People are required to make some online claims, yet need to take the original copy of letters to the jobcentre at their own cost. A report detailing the impact of the controversial new scheme in Glasgow shows not only that claimants are struggling, but that services and jobs are being put at risk. There is a lack of understanding and explanation of the general requirements of a claim, and those who have special needs are often left to struggle and to face the sanctions that follow. Where is the fairness or the simplicity?

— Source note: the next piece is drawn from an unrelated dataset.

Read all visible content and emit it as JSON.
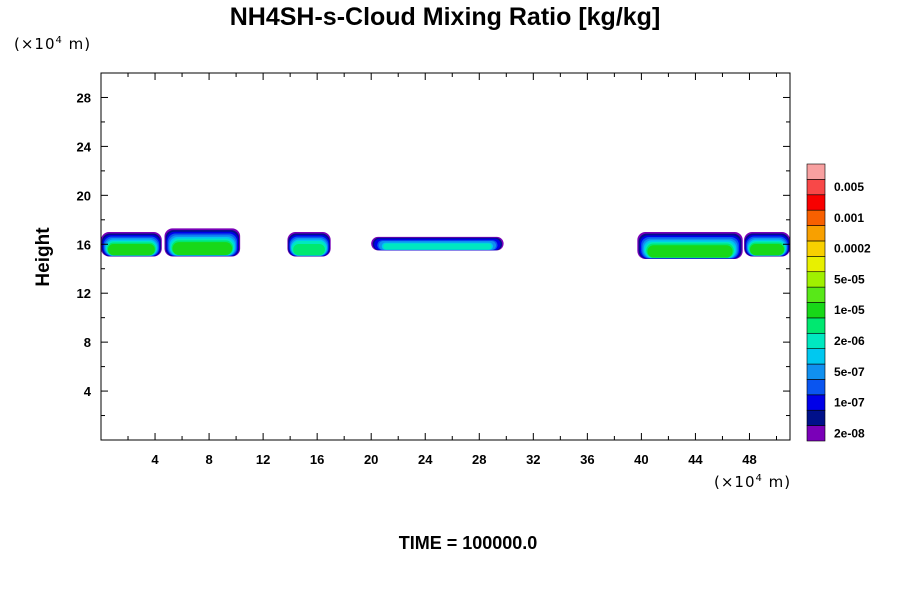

The system is manufacturing debt and despondency. In Highland, the council has a framework agreement for the temporary homeless accommodation services. It is £25 a night or £175 a week. One of my constituents, Gavin, has been living in homeless accommodation. Under the old system, he would have been awarded £168 housing benefit, leaving him a small difference of £7 a week to pay out of his other entitlements. Under universal credit, he has the same housing costs, but gets only £60 a week, which means that he has to pay £115 a week out of his other allowances—but he does not get £115 a week. Even if he gave up food, heat, light and everything else and spent every single penny he would still be short. Gavin and others will always be in arrears. The system is flawed by design.
Does the hon. Gentleman not agree that the latest rise in UK inflation will hit poorest families hardest? Surely the Government should be doing much to counteract its effect given that it is a direct result of the fall in sterling following the Brexit strategy.